Dey emphasised on the importance of AI and technology in healthcare. He also spoke on the topic of telemedicine becoming the backbone for providing health services in the rural areas. He also mentioned how doctors are incorporating technology in their daily practice. Pikale chipped in stating that in her opinion, most doctors are technologically challenged, making it to be an uphill task to ensure that they are well acquainted with digital technology. Further speaking on doctor-patient communication she said that doctors have mastered the art of medicine but have failed in mastering the art of effective communication.
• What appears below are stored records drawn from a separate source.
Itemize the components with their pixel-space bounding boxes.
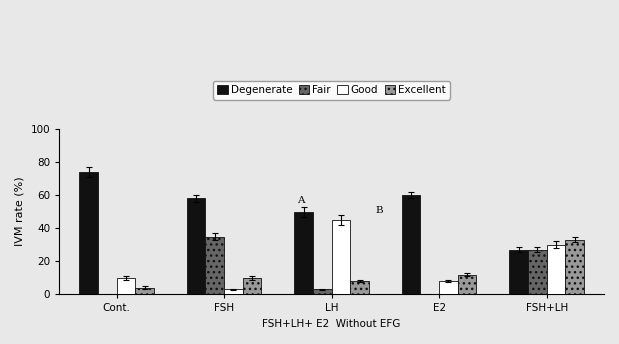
Bar bbox=[528, 250, 547, 294]
Bar bbox=[206, 237, 224, 294]
Bar bbox=[187, 198, 206, 294]
Bar bbox=[509, 250, 528, 294]
Text: B: B bbox=[376, 206, 383, 215]
Bar bbox=[458, 275, 477, 294]
Bar bbox=[135, 288, 154, 294]
Bar bbox=[294, 212, 313, 294]
Bar bbox=[224, 289, 243, 294]
Bar bbox=[565, 240, 584, 294]
Text: A: A bbox=[297, 196, 305, 205]
Bar bbox=[439, 281, 458, 294]
Bar bbox=[402, 195, 420, 294]
Bar bbox=[350, 281, 369, 294]
X-axis label: FSH+LH+ E2  Without EFG: FSH+LH+ E2 Without EFG bbox=[262, 319, 400, 329]
Bar bbox=[313, 289, 332, 294]
Bar bbox=[79, 172, 98, 294]
Bar bbox=[243, 278, 261, 294]
Bar bbox=[116, 278, 135, 294]
Y-axis label: IVM rate (%): IVM rate (%) bbox=[15, 177, 25, 247]
Legend: Degenerate, Fair, Good, Excellent: Degenerate, Fair, Good, Excellent bbox=[213, 81, 450, 99]
Bar bbox=[547, 245, 565, 294]
Bar bbox=[332, 220, 350, 294]
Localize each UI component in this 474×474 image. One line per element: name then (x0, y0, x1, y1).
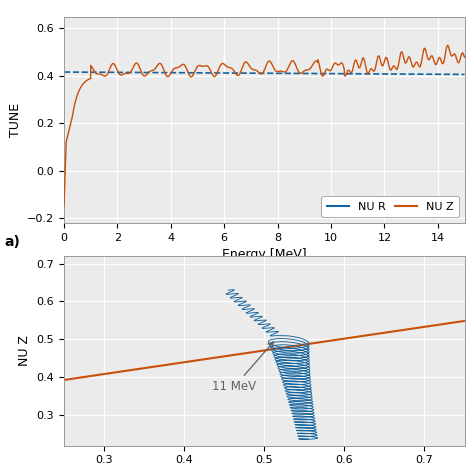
X-axis label: Energy [MeV]: Energy [MeV] (222, 248, 307, 261)
NU Z (429, 53, 435, 59)
NU Z (229, 66, 235, 72)
NU R (429, 72, 435, 77)
NU Z (462, 55, 467, 60)
NU Z (449, 53, 455, 59)
NU R (233, 70, 238, 76)
NU R (449, 72, 455, 77)
NU R (352, 71, 358, 77)
Legend: NU R, NU Z: NU R, NU Z (321, 196, 459, 217)
NU R (229, 70, 235, 76)
NU Z (61, 203, 67, 209)
Line: NU Z: NU Z (64, 46, 465, 206)
Y-axis label: TUNE: TUNE (9, 103, 22, 137)
NU Z (445, 43, 450, 48)
Text: a): a) (5, 235, 20, 249)
Line: NU R: NU R (64, 72, 465, 74)
Y-axis label: NU Z: NU Z (18, 335, 31, 366)
NU Z (352, 58, 358, 64)
NU Z (233, 71, 238, 76)
NU R (462, 72, 467, 77)
Text: 11 MeV: 11 MeV (212, 342, 273, 393)
NU Z (251, 67, 257, 73)
NU R (61, 69, 67, 75)
NU R (251, 70, 257, 76)
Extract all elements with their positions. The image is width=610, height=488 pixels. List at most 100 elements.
Goel tried to address quality issues in healthcare. He spoke about domestic innovation and its impact on healthcare costs. Citing examples of the orthopaedic implants and stent controversies, he spoke about the mindset which patients and doctors have about MNC products having better quality as compared to Indian counterparts. He also highlighted the need to focus on outcome-based parameters to judge the quality.
The panellists also discussed on the talent gap within the healthcare sector. As part of the discussion, Kumar mentioned that the Allied Health Professional Bill, recently introduced in the Lok Sabha, will help to bridge the talent gap.